Add a `description` inside the rule block:

```go theme={null}
rule ForeignCurrencyHighValue {
    description "Flags high-value transactions in non-USD currencies for AML review."
}
```

The `description` is a double-quoted string that explains what the rule does and why it exists. This is not just a comment — it's a first-class part of the rule that is stored alongside it and surfaced in logs, API responses, and dashboards.

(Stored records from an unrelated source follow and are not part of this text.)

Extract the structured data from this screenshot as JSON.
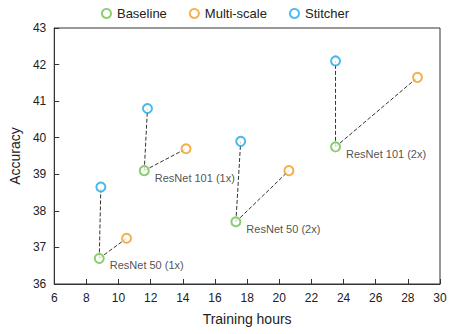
{
  "chart_data": {
    "type": "scatter",
    "x_label": "Training hours",
    "y_label": "Accuracy",
    "series": [
      {
        "name": "Baseline",
        "color": "#6cc24a",
        "marker": "circle",
        "x": [
          8.8,
          11.6,
          17.3,
          23.5
        ],
        "values": [
          36.7,
          39.1,
          37.7,
          39.75
        ],
        "labels": [
          "ResNet 50 (1x)",
          "ResNet 101 (1x)",
          "ResNet 50 (2x)",
          "ResNet 101 (2x)"
        ]
      },
      {
        "name": "Multi-scale",
        "color": "#f39c1f",
        "marker": "circle",
        "x": [
          10.5,
          14.2,
          20.6,
          28.6
        ],
        "values": [
          37.25,
          39.7,
          39.1,
          41.65
        ]
      },
      {
        "name": "Stitcher",
        "color": "#1ea7e8",
        "marker": "circle",
        "x": [
          8.9,
          11.8,
          17.6,
          23.5
        ],
        "values": [
          38.65,
          40.8,
          39.9,
          42.1
        ]
      }
    ],
    "xlim": [
      6,
      30
    ],
    "xticks": [
      6,
      8,
      10,
      12,
      14,
      16,
      18,
      20,
      22,
      24,
      26,
      28,
      30
    ],
    "ylim": [
      36,
      43
    ],
    "yticks": [
      36,
      37,
      38,
      39,
      40,
      41,
      42,
      43
    ],
    "grid": false,
    "legend": "top"
  }
}
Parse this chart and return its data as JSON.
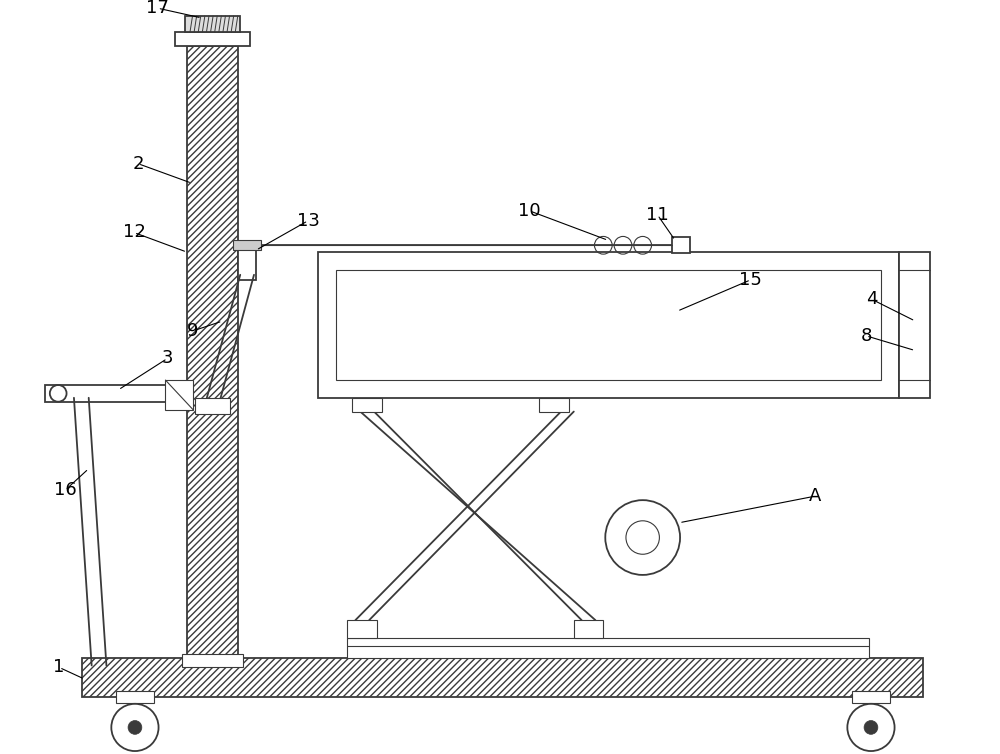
{
  "bg_color": "#ffffff",
  "line_color": "#3a3a3a",
  "figsize": [
    10.0,
    7.54
  ],
  "dpi": 100
}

**Writing a good description:**

Think about who will read this. It won't just be you. It will be:

* A **compliance officer** who needs to understand why a transaction was flagged.
* A **fraud analyst** reviewing a queue of flagged transactions at 2 AM.
* A **regulator** auditing your fraud detection controls.
* A **future developer** who inherits this codebase in two years.

Write for all of them. Be specific about the threshold, the pattern, and the regulatory context.

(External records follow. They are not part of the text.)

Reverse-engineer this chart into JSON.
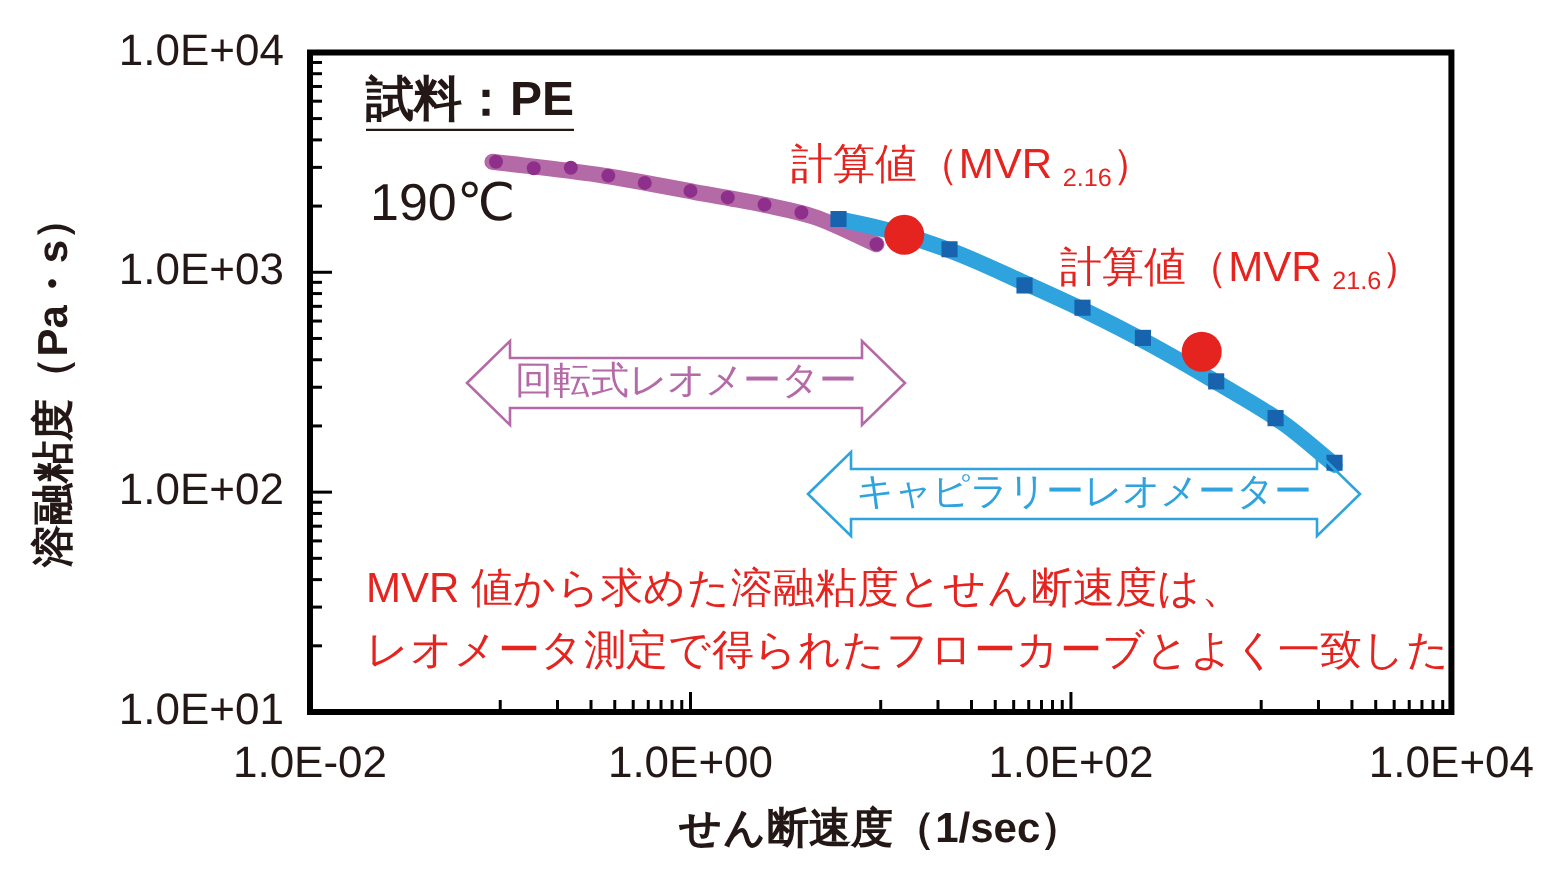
{
  "chart_data": {
    "type": "line",
    "xlabel": "せん断速度（1/sec）",
    "ylabel": "溶融粘度（Pa・s）",
    "log": "xy",
    "xlim": [
      0.01,
      10000
    ],
    "ylim": [
      10,
      10000
    ],
    "xticks": [
      {
        "value": 0.01,
        "label": "1.0E-02"
      },
      {
        "value": 0.1,
        "label": null
      },
      {
        "value": 0.2,
        "label": null
      },
      {
        "value": 0.3,
        "label": null
      },
      {
        "value": 0.4,
        "label": null
      },
      {
        "value": 0.5,
        "label": null
      },
      {
        "value": 0.6,
        "label": null
      },
      {
        "value": 0.7,
        "label": null
      },
      {
        "value": 0.8,
        "label": null
      },
      {
        "value": 0.9,
        "label": null
      },
      {
        "value": 1,
        "label": "1.0E+00"
      },
      {
        "value": 10,
        "label": null
      },
      {
        "value": 20,
        "label": null
      },
      {
        "value": 30,
        "label": null
      },
      {
        "value": 40,
        "label": null
      },
      {
        "value": 50,
        "label": null
      },
      {
        "value": 60,
        "label": null
      },
      {
        "value": 70,
        "label": null
      },
      {
        "value": 80,
        "label": null
      },
      {
        "value": 90,
        "label": null
      },
      {
        "value": 100,
        "label": "1.0E+02"
      },
      {
        "value": 1000,
        "label": null
      },
      {
        "value": 2000,
        "label": null
      },
      {
        "value": 3000,
        "label": null
      },
      {
        "value": 4000,
        "label": null
      },
      {
        "value": 5000,
        "label": null
      },
      {
        "value": 6000,
        "label": null
      },
      {
        "value": 7000,
        "label": null
      },
      {
        "value": 8000,
        "label": null
      },
      {
        "value": 9000,
        "label": null
      },
      {
        "value": 10000,
        "label": "1.0E+04"
      }
    ],
    "yticks": [
      {
        "value": 10,
        "label": "1.0E+01"
      },
      {
        "value": 20,
        "label": null
      },
      {
        "value": 30,
        "label": null
      },
      {
        "value": 40,
        "label": null
      },
      {
        "value": 50,
        "label": null
      },
      {
        "value": 60,
        "label": null
      },
      {
        "value": 70,
        "label": null
      },
      {
        "value": 80,
        "label": null
      },
      {
        "value": 90,
        "label": null
      },
      {
        "value": 100,
        "label": "1.0E+02"
      },
      {
        "value": 200,
        "label": null
      },
      {
        "value": 300,
        "label": null
      },
      {
        "value": 400,
        "label": null
      },
      {
        "value": 500,
        "label": null
      },
      {
        "value": 600,
        "label": null
      },
      {
        "value": 700,
        "label": null
      },
      {
        "value": 800,
        "label": null
      },
      {
        "value": 900,
        "label": null
      },
      {
        "value": 1000,
        "label": "1.0E+03"
      },
      {
        "value": 2000,
        "label": null
      },
      {
        "value": 3000,
        "label": null
      },
      {
        "value": 4000,
        "label": null
      },
      {
        "value": 5000,
        "label": null
      },
      {
        "value": 6000,
        "label": null
      },
      {
        "value": 7000,
        "label": null
      },
      {
        "value": 8000,
        "label": null
      },
      {
        "value": 9000,
        "label": null
      },
      {
        "value": 10000,
        "label": "1.0E+04"
      }
    ],
    "series": [
      {
        "color": "#b56aa8",
        "x": [
          0.091,
          0.324,
          1.07,
          2.49,
          4.53,
          9.5
        ],
        "values": [
          3180,
          2780,
          2310,
          2020,
          1780,
          1340
        ]
      },
      {
        "type": "scatter",
        "marker": "circle",
        "color": "#8e2f8c",
        "x": [
          0.095,
          0.15,
          0.235,
          0.37,
          0.575,
          1.0,
          1.57,
          2.45,
          3.83,
          9.5
        ],
        "values": [
          3180,
          2970,
          2990,
          2750,
          2550,
          2345,
          2190,
          2030,
          1870,
          1340
        ]
      },
      {
        "color": "#2ea3dd",
        "x": [
          6.0,
          10.9,
          24.3,
          54,
          120,
          267,
          594,
          1324,
          2430
        ],
        "values": [
          1746,
          1552,
          1236,
          914,
          665,
          466,
          313,
          204,
          133
        ]
      },
      {
        "type": "scatter",
        "marker": "square",
        "color": "#1763ad",
        "x": [
          6.0,
          23,
          57,
          115,
          239,
          580,
          1190,
          2430
        ],
        "values": [
          1746,
          1273,
          871,
          690,
          503,
          319,
          217,
          136
        ]
      },
      {
        "type": "scatter",
        "marker": "circle",
        "color": "#e52420",
        "x": [
          13.3,
          487
        ],
        "values": [
          1480,
          435
        ]
      }
    ],
    "annotations": [
      "試料：PE",
      "190℃",
      {
        "text": "計算値（MVR$_{2.16}$）",
        "x": 13.3,
        "y": 1480
      },
      {
        "text": "計算値（MVR$_{21.6}$）",
        "x": 487,
        "y": 435
      },
      "回転式レオメーター",
      "キャピラリーレオメーター",
      "MVR 値から求めた溶融粘度とせん断速度は、",
      "レオメータ測定で得られたフローカーブとよく一致した"
    ]
  }
}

| Bad                 | Good                                                                               |
| ------------------- | ---------------------------------------------------------------------------------- |
| `"Checks currency"` | `"Flags high-value transactions in non-USD currencies for AML review."`            |
| `"Amount rule"`     | `"Reviews transactions over $5,000 in foreign currencies per BSA/AML compliance."` |

***

## Step 3: Define the Conditions (`when`)

The `when` clause is where you define the logic. Let's build it incrementally.

### A Single Condition

Start with the simplest possible check — just the amount threshold:

```go theme={null}
rule ForeignCurrencyHighValue {
    description "Flags high-value transactions in non-USD currencies for AML review."

    when amount > 5000
}
```

This rule will fire on *any* transaction over \$5,000, regardless of currency. Let's make it more specific.

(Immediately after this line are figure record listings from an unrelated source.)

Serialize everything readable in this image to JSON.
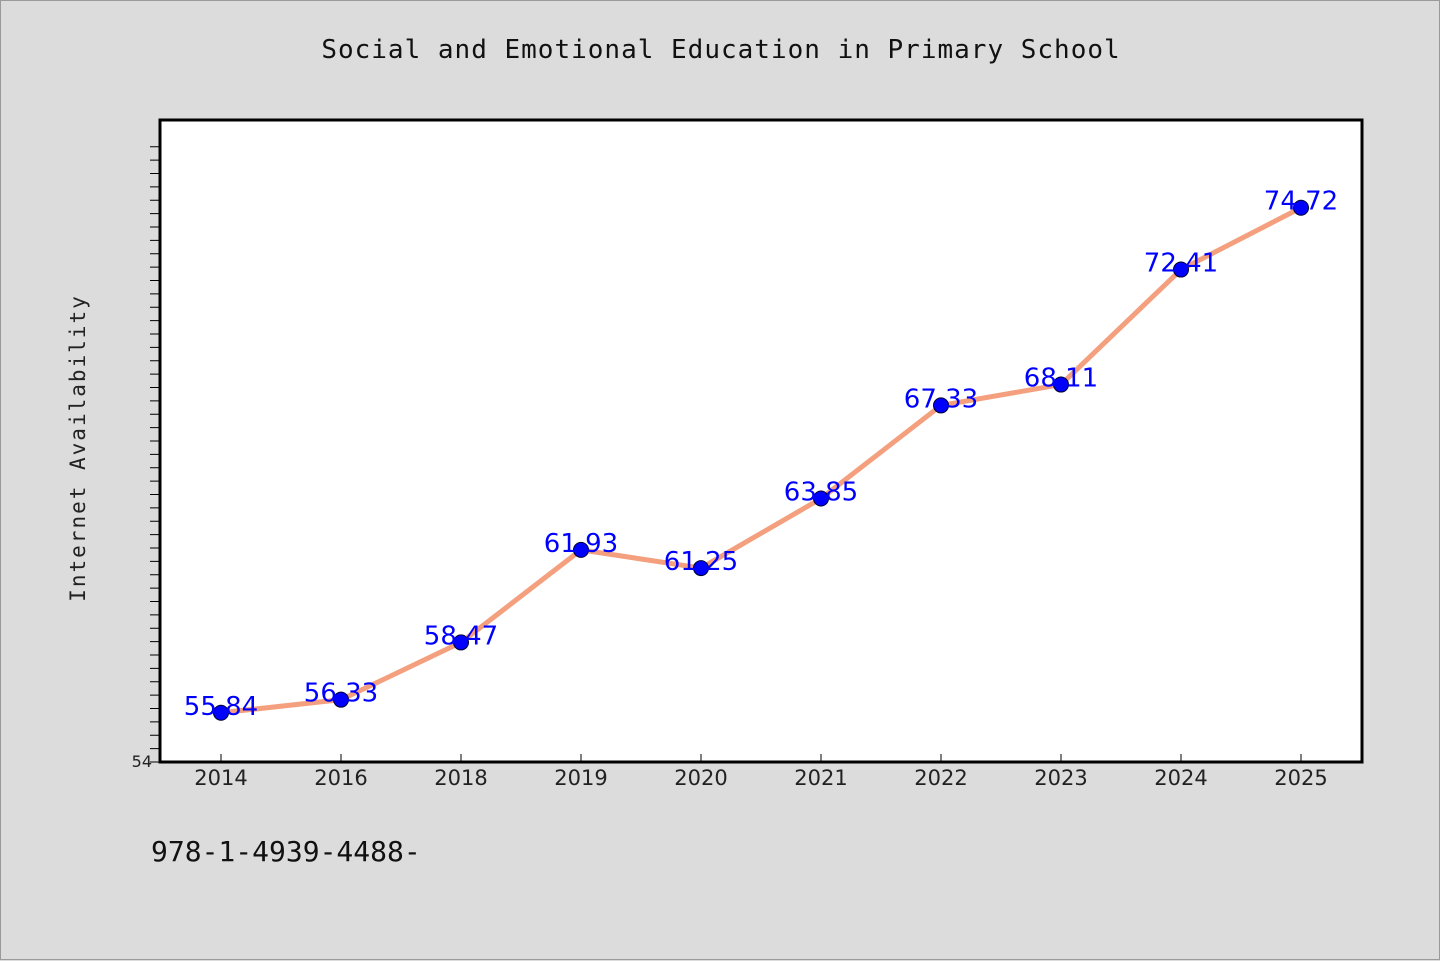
{
  "colors": {
    "background": "#dcdcdc",
    "plot_background": "#ffffff",
    "line": "#f4a07e",
    "marker": "#0000ff",
    "label": "#0000ff",
    "axis": "#000000"
  },
  "footer_text": "978-1-4939-4488-",
  "chart_data": {
    "type": "line",
    "title": "Social and Emotional Education in Primary School",
    "xlabel": "",
    "ylabel": "Internet Availability",
    "categories": [
      "2014",
      "2016",
      "2018",
      "2019",
      "2020",
      "2021",
      "2022",
      "2023",
      "2024",
      "2025"
    ],
    "series": [
      {
        "values": [
          55.84,
          56.33,
          58.47,
          61.93,
          61.25,
          63.85,
          67.33,
          68.11,
          72.41,
          74.72
        ]
      }
    ],
    "ylim": [
      54,
      78
    ],
    "y_tick_label": "54",
    "grid": false,
    "legend": "none",
    "markers": "filled circles",
    "data_labels": true
  }
}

### Adding a Second Condition with `and`

We only want to flag transactions that are **both** high-value **and** in a non-USD currency:

```go theme={null}
rule ForeignCurrencyHighValue {
    description "Flags high-value transactions in non-USD currencies for AML review."

    when amount > 5000
     and currency != "USD"
}
```

The `and` keyword means **both** conditions must be `true` for the rule to fire. If the amount is \$6,000 but the currency is `"USD"`, the rule does **not** fire.

**Formatting:** Notice the alignment. The `and` keyword is indented to align with the start of the first condition. This is not required by the parser, but it dramatically improves readability. Adopt this convention early.